Technik

Microsofts EU-Offenlegung legt ein altes Tech-Muster offen

Microsofts neue EU-Offenlegung ist mehr als eine Pflichtübung. Sie zeigt sehr konkret, wie große Tech-Konzerne ihre Gewinne in Europa verbuchen: nicht dort, wo die meisten Mitarbeiter sitzen oder das operative Geschäft läuft, sondern bevorzugt in Ländern, die steuerlich günstig sind.

Neu ist daran nicht das Prinzip. Neu ist, dass es öffentlich sauberer sichtbar wird. Die EU zwingt große Unternehmen mit länderspezifischen Steuerangaben zu mehr Transparenz. Bei Microsoft lässt sich dadurch ablesen, wie stark sich ausgewiesene Gewinne und tatsächliche Arbeitsleistung geografisch voneinander lösen können.

Besonders auffällig ist der Blick auf Irland. Das Land spielt seit Jahren eine Schlüsselrolle in den europäischen Strukturen vieler US-Techkonzerne. Wenn dort sehr hohe Gewinne je Beschäftigtem auftauchen, ist das kein Beleg für übermenschliche Produktivität. Es ist ein Hinweis auf eine Konzernarchitektur, in der Rechte, Lizenzen und Verrechnungspreise wichtiger sind als der Ort, an dem Produkte entwickelt, verkauft oder betreut werden.
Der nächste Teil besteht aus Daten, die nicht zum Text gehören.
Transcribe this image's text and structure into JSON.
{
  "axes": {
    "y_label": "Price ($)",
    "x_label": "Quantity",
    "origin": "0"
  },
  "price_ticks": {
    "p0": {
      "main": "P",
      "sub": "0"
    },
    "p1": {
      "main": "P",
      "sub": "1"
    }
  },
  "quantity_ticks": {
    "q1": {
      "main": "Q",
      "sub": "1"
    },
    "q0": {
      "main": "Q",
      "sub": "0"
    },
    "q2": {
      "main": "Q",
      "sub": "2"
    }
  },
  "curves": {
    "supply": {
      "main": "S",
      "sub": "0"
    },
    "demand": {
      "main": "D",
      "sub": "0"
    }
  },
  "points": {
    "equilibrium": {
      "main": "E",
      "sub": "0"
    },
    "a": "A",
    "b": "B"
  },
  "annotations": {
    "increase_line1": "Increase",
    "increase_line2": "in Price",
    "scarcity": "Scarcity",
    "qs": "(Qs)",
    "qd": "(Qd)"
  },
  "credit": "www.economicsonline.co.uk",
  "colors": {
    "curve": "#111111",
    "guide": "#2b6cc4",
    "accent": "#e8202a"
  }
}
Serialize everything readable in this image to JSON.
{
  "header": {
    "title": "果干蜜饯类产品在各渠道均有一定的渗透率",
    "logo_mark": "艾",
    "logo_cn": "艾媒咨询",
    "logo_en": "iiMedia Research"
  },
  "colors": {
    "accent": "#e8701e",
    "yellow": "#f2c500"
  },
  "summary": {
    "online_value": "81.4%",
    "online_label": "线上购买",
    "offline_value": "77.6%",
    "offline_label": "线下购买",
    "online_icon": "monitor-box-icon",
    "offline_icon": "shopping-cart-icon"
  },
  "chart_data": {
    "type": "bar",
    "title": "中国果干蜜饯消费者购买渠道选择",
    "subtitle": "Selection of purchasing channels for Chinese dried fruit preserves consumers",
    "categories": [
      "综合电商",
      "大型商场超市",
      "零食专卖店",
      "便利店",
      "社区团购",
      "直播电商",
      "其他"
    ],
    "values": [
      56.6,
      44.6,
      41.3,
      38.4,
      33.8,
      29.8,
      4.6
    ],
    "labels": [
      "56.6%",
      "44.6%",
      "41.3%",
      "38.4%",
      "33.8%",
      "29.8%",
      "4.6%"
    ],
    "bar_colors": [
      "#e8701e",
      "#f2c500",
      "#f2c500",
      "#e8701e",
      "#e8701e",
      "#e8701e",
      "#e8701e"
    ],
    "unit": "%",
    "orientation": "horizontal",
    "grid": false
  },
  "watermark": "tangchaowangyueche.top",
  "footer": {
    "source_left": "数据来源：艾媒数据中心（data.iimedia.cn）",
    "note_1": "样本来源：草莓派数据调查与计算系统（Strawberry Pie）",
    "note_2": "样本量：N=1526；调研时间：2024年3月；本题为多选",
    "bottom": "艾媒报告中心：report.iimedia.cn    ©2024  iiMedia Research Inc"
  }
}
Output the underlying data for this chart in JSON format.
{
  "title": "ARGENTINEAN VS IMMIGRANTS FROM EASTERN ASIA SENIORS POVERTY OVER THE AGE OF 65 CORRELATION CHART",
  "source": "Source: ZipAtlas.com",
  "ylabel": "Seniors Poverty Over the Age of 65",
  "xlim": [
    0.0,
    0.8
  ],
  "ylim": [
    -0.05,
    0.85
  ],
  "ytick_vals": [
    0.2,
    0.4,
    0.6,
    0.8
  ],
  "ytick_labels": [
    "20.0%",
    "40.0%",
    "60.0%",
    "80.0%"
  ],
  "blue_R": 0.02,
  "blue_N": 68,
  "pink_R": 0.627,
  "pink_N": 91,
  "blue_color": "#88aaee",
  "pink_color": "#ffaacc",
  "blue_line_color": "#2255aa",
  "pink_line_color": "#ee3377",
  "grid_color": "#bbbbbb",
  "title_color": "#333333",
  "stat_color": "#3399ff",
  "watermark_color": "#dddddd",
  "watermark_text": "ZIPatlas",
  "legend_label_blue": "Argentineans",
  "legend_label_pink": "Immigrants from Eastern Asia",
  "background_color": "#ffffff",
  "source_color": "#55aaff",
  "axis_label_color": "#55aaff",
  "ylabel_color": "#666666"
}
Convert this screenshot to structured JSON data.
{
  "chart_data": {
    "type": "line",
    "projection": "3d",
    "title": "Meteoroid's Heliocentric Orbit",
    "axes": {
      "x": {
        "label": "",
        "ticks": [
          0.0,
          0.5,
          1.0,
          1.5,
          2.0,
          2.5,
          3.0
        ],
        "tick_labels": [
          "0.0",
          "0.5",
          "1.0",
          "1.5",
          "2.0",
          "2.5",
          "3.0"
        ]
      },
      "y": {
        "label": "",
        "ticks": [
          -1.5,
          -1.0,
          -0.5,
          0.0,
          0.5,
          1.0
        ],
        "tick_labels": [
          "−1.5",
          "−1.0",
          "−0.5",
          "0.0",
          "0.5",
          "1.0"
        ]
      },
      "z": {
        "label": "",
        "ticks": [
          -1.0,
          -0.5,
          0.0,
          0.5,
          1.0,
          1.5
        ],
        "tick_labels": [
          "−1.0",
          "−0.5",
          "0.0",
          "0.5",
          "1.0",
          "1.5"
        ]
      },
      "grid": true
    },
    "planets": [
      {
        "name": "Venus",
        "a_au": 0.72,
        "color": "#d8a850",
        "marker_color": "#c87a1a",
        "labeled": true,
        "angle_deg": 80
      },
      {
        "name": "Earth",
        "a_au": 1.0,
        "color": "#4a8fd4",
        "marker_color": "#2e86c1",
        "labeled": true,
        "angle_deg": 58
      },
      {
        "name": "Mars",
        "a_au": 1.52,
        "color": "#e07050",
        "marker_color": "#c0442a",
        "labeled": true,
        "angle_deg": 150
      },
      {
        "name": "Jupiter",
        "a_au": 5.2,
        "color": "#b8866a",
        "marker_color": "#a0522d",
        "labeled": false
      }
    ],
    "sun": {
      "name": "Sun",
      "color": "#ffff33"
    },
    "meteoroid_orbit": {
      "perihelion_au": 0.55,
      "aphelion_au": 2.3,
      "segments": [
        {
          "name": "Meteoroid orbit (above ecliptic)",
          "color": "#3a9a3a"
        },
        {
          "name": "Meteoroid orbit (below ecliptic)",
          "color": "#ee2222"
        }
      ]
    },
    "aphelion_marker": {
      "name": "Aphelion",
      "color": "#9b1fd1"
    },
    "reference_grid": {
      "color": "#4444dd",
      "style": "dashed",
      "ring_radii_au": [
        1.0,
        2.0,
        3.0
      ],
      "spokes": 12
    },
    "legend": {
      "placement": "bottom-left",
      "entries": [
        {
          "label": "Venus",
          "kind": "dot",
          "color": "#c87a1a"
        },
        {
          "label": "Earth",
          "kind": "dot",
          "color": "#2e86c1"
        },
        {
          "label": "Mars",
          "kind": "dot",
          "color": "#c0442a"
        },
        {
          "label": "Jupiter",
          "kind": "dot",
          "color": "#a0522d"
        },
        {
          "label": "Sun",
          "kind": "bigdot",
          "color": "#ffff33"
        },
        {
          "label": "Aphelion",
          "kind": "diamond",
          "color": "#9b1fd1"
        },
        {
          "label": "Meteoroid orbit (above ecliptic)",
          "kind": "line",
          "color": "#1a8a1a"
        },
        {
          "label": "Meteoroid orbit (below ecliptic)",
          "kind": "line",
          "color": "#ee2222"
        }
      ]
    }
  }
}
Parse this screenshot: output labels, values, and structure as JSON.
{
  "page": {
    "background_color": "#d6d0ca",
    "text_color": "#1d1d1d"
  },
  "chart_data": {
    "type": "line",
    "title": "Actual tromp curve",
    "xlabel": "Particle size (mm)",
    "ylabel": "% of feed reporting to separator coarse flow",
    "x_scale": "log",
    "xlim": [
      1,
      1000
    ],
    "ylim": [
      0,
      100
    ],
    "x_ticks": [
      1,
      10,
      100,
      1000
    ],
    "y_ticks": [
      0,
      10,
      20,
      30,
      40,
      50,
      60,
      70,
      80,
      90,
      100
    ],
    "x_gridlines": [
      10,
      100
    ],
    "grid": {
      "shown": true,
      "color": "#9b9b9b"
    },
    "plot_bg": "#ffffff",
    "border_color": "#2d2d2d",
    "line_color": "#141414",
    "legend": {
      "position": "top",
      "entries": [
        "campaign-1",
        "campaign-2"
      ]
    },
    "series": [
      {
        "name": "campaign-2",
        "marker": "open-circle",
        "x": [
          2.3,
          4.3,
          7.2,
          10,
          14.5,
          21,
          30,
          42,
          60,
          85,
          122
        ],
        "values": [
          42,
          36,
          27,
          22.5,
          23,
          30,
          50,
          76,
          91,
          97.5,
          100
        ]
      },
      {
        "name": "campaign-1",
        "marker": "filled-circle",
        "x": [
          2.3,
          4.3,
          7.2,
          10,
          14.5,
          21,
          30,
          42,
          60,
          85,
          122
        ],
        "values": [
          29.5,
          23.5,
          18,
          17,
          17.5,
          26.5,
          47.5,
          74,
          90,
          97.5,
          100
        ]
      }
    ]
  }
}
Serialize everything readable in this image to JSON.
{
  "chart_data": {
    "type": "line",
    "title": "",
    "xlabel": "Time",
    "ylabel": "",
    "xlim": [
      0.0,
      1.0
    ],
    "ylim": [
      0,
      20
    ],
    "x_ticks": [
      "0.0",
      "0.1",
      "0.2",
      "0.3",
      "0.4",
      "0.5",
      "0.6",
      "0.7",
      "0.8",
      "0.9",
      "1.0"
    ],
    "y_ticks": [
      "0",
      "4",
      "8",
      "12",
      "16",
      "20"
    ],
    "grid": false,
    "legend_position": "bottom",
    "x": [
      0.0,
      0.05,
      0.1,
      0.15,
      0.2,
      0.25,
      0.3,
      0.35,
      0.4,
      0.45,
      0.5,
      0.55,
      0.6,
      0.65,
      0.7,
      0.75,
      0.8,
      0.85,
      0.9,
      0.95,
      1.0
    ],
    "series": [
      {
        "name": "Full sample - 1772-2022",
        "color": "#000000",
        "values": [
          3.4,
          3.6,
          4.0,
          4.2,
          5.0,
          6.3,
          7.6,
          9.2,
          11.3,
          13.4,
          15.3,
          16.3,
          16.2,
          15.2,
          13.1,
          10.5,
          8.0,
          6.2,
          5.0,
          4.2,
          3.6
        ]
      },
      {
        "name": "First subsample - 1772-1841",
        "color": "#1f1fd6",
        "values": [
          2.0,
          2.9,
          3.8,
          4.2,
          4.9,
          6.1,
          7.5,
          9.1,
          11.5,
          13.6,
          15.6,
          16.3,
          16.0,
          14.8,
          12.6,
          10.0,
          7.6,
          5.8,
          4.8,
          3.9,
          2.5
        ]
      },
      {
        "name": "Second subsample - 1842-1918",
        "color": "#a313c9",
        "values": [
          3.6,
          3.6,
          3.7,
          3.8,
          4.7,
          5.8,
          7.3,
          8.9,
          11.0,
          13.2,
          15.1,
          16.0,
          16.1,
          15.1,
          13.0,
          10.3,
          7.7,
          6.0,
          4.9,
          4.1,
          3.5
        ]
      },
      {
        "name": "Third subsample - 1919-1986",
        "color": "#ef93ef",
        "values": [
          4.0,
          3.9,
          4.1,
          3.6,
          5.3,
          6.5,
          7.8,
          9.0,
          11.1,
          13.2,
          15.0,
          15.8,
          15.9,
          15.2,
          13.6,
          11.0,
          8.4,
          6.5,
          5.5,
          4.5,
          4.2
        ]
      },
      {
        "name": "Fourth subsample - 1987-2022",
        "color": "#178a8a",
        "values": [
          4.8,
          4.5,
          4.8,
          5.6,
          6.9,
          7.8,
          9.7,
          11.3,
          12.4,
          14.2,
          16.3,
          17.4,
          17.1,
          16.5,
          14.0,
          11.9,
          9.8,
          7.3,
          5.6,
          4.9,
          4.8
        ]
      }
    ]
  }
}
Genau hier liegt der politische Punkt. Die Debatte über Steuervermeidung bei Digitalkonzernen war lange abstrakt. Jetzt wird sie greifbarer. Die neuen Offenlegungen zeigen nicht zwingend illegales Verhalten. Sie zeigen aber, wie weit sich das Steuerbild eines Konzerns von der wirtschaftlichen Realität vor Ort entfernen kann.

Für Europa ist das heikel. Viele Staaten investieren in Digitalstandorte, Ausbildung und Infrastruktur. Die Wertschöpfung entsteht also oft verteilt über viele Länder. Wenn die Gewinne dann an wenigen Standorten konzentriert werden, verschiebt das die Steuerbasis. Für nationale Haushalte ist das kein Nebenaspekt, sondern ein handfestes Problem.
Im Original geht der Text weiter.